Shopify’s Buy Button functionality enables merchants to add ecommerce to any website using only a snippet of code—no custom development required. Embedded products, collections, and even a seamless, on-site shopping cart can be added in a couple of minutes.

The JavaScript Buy SDK is a lightweight library that allows you to to retrieve products and collections from your shop, add products to a cart, and checkout—without leaving the other site.

While it may be possible with extensions or custom solutions, Magento currently lacks integration to common social channels and marketplaces. As the number of channels expands, on-premise platforms such as Magento are going to have a hard time keeping up. Integrating with any one of these channels requires custom integration and development.

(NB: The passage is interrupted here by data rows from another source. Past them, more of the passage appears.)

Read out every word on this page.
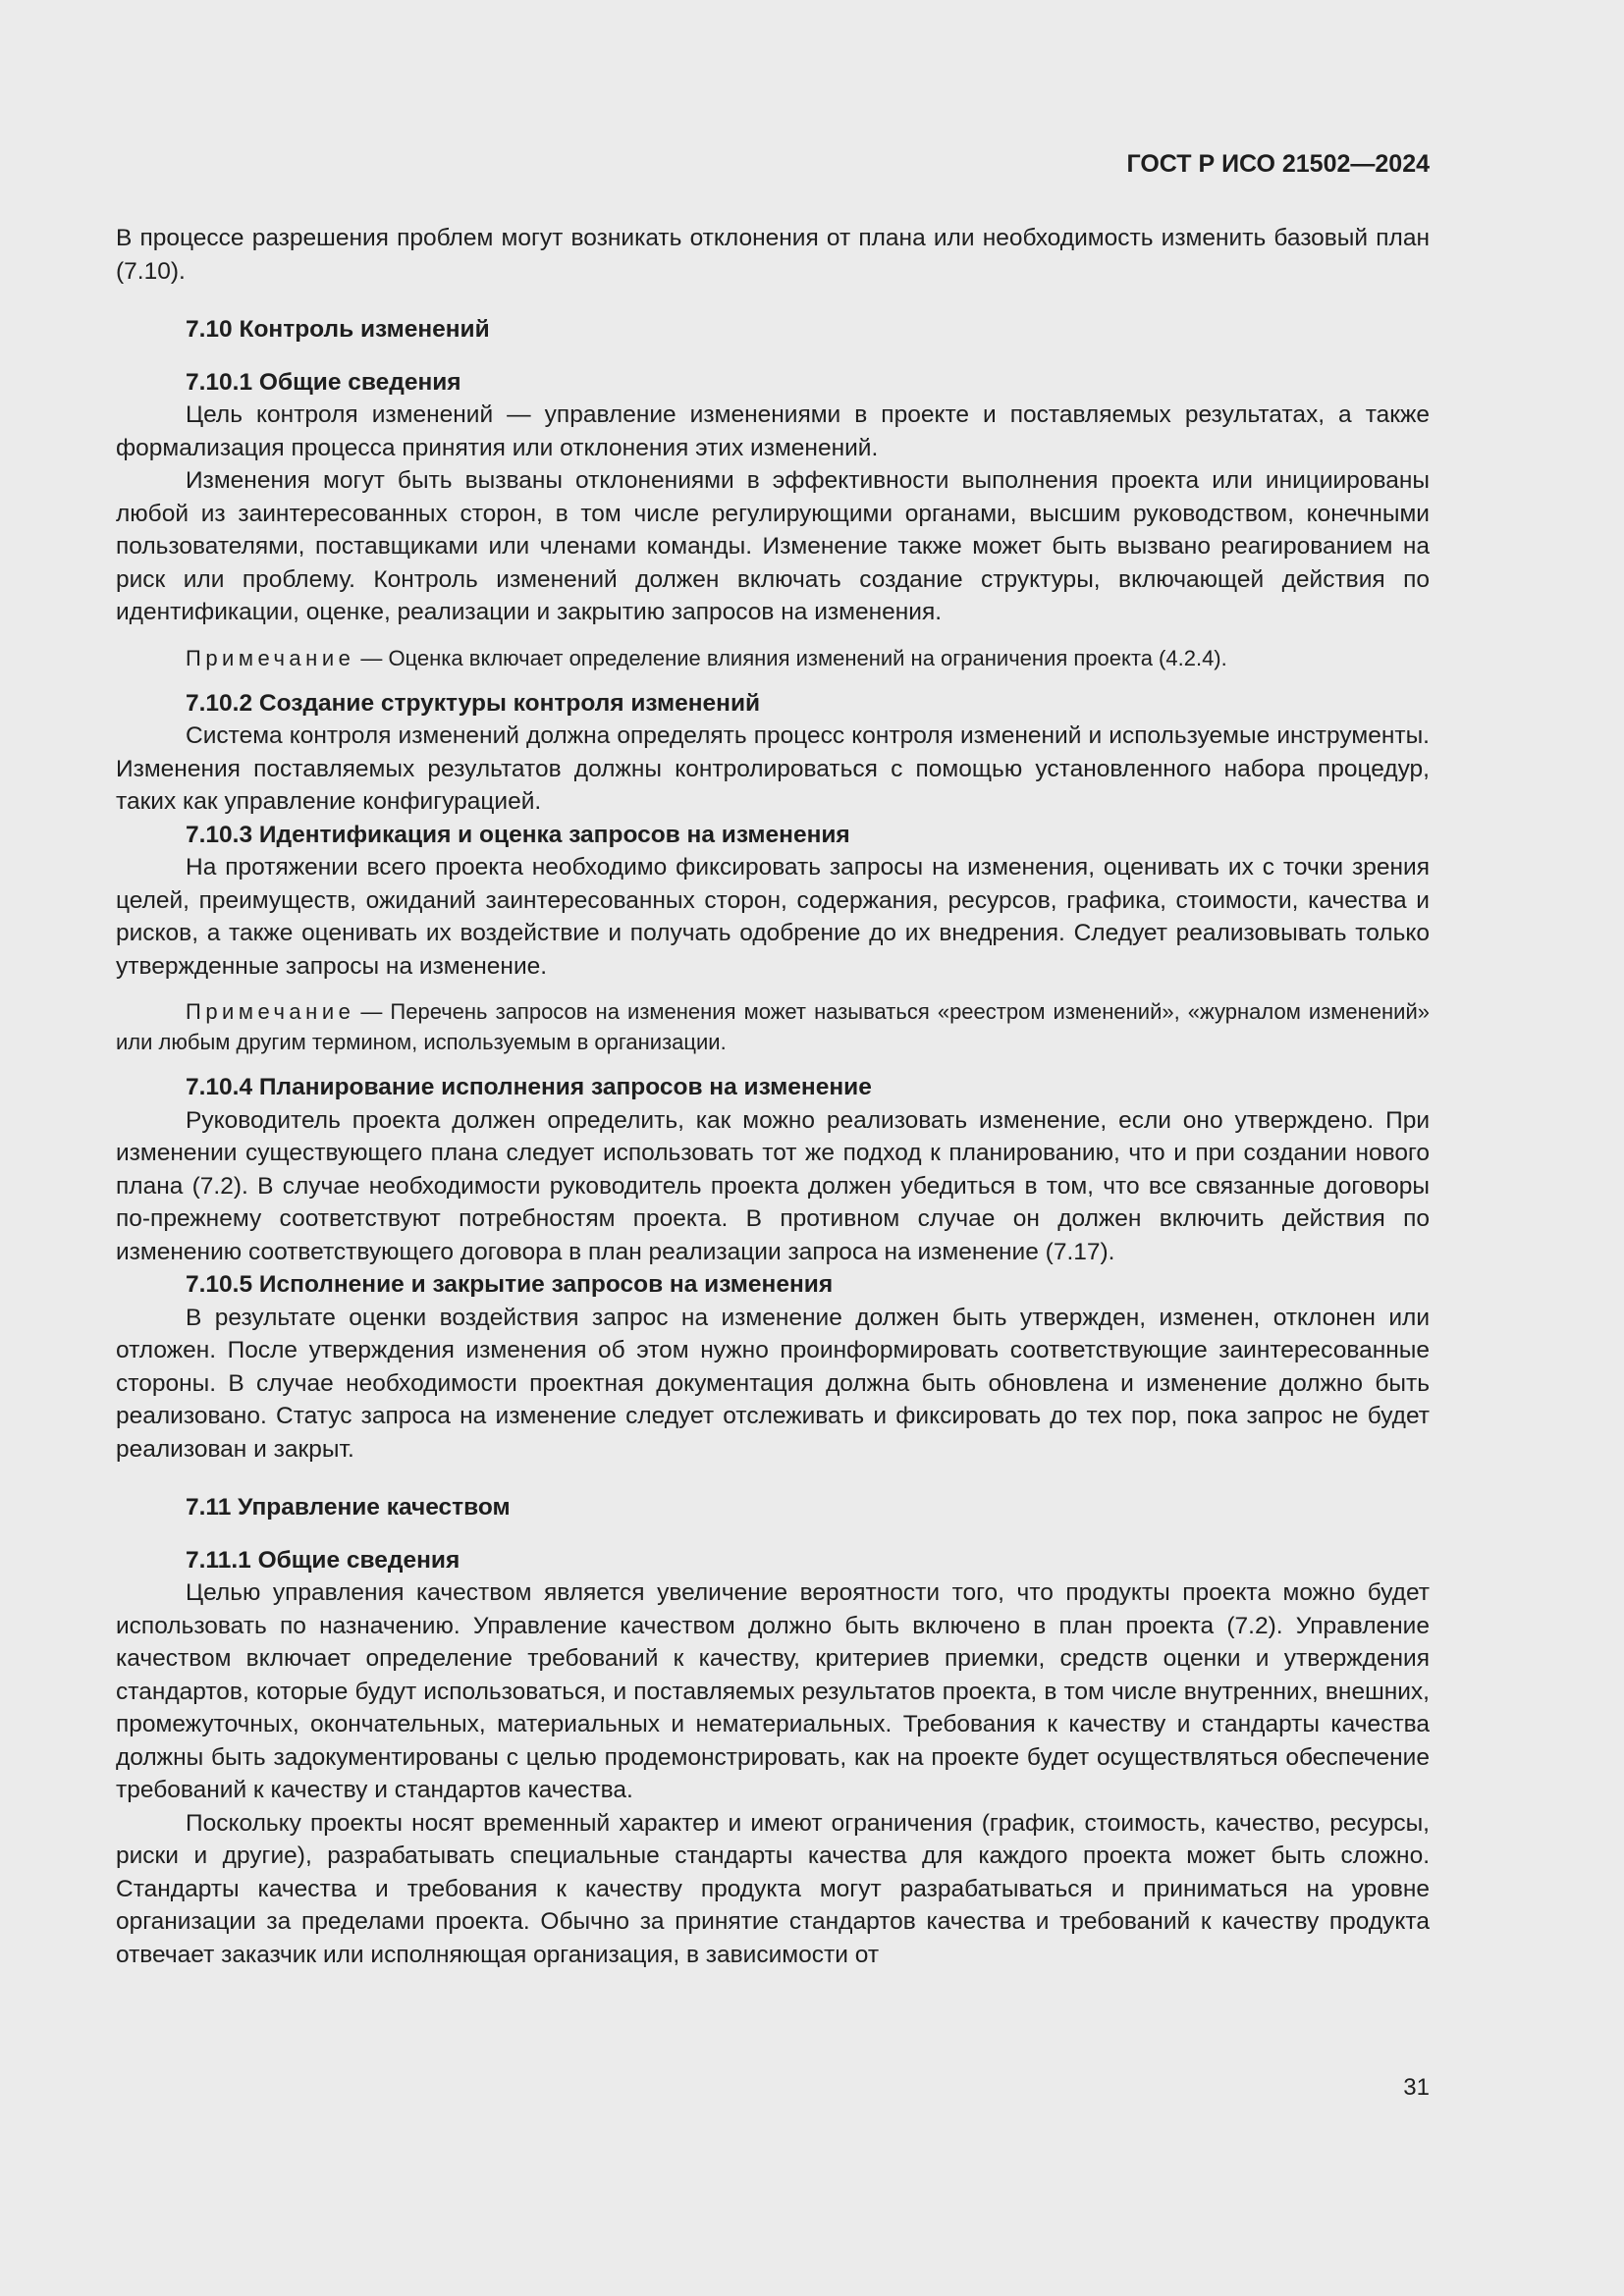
ГОСТ Р ИСО 21502—2024

В процессе разрешения проблем могут возникать отклонения от плана или необходимость изменить базовый план (7.10).

7.10 Контроль изменений

7.10.1 Общие сведения

Цель контроля изменений — управление изменениями в проекте и поставляемых результатах, а также формализация процесса принятия или отклонения этих изменений.

Изменения могут быть вызваны отклонениями в эффективности выполнения проекта или инициированы любой из заинтересованных сторон, в том числе регулирующими органами, высшим руководством, конечными пользователями, поставщиками или членами команды. Изменение также может быть вызвано реагированием на риск или проблему. Контроль изменений должен включать создание структуры, включающей действия по идентификации, оценке, реализации и закрытию запросов на изменения.

Примечание — Оценка включает определение влияния изменений на ограничения проекта (4.2.4).

7.10.2 Создание структуры контроля изменений

Система контроля изменений должна определять процесс контроля изменений и используемые инструменты. Изменения поставляемых результатов должны контролироваться с помощью установленного набора процедур, таких как управление конфигурацией.

7.10.3 Идентификация и оценка запросов на изменения

На протяжении всего проекта необходимо фиксировать запросы на изменения, оценивать их с точки зрения целей, преимуществ, ожиданий заинтересованных сторон, содержания, ресурсов, графика, стоимости, качества и рисков, а также оценивать их воздействие и получать одобрение до их внедрения. Следует реализовывать только утвержденные запросы на изменение.

Примечание — Перечень запросов на изменения может называться «реестром изменений», «журналом изменений» или любым другим термином, используемым в организации.

7.10.4 Планирование исполнения запросов на изменение

Руководитель проекта должен определить, как можно реализовать изменение, если оно утверждено. При изменении существующего плана следует использовать тот же подход к планированию, что и при создании нового плана (7.2). В случае необходимости руководитель проекта должен убедиться в том, что все связанные договоры по-прежнему соответствуют потребностям проекта. В противном случае он должен включить действия по изменению соответствующего договора в план реализации запроса на изменение (7.17).

7.10.5 Исполнение и закрытие запросов на изменения

В результате оценки воздействия запрос на изменение должен быть утвержден, изменен, отклонен или отложен. После утверждения изменения об этом нужно проинформировать соответствующие заинтересованные стороны. В случае необходимости проектная документация должна быть обновлена и изменение должно быть реализовано. Статус запроса на изменение следует отслеживать и фиксировать до тех пор, пока запрос не будет реализован и закрыт.

7.11 Управление качеством

7.11.1 Общие сведения

Целью управления качеством является увеличение вероятности того, что продукты проекта можно будет использовать по назначению. Управление качеством должно быть включено в план проекта (7.2). Управление качеством включает определение требований к качеству, критериев приемки, средств оценки и утверждения стандартов, которые будут использоваться, и поставляемых результатов проекта, в том числе внутренних, внешних, промежуточных, окончательных, материальных и нематериальных. Требования к качеству и стандарты качества должны быть задокументированы с целью продемонстрировать, как на проекте будет осуществляться обеспечение требований к качеству и стандартов качества.

Поскольку проекты носят временный характер и имеют ограничения (график, стоимость, качество, ресурсы, риски и другие), разрабатывать специальные стандарты качества для каждого проекта может быть сложно. Стандарты качества и требования к качеству продукта могут разрабатываться и приниматься на уровне организации за пределами проекта. Обычно за принятие стандартов качества и требований к качеству продукта отвечает заказчик или исполняющая организация, в зависимости от

31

In a world where retailers are increasingly leveraging more channels, managing all of these one-off integrations with Magento can become cost prohibitive so is very often simply ignored.

To a build a beautiful custom site with Shopify Plus, all that is required is knowledge of HTML, CSS, and Liquid—Shopify’s intuitive, powerful templating language.

Shopify also maintains an enormous library of themes, which can almost entirely remove the need for lengthly and costly custom design.

Managing basic content and presentation on Magento 2 requires an in-depth knowledge of the platform architecture. The skills required to develop a front-end experience on Magento 2 are much higher than they were in Magento 1.x.

Magento 2 requires knowledge of its complex component architecture and directory structure as well as knowledge of PHP and a myriad of other technologies for basic changes or customisations.

Magento 2 is built for developers and, as a result, requires developers for even basic changes to the look-and-feel. This not only slows the implementation time but adds lengthy development cycles and costs when all that is required are basic changes to the customer-experience.

Brands focused on speed shouldn’t require a development project and testing cycle for basic content changes. As the time-to-market for brands becomes an increasing focus, on-premise platforms will have a hard time keeping up.

Shopify is extremely agile and it is often possible to take a site from concept to launch within 2–3 months—or less.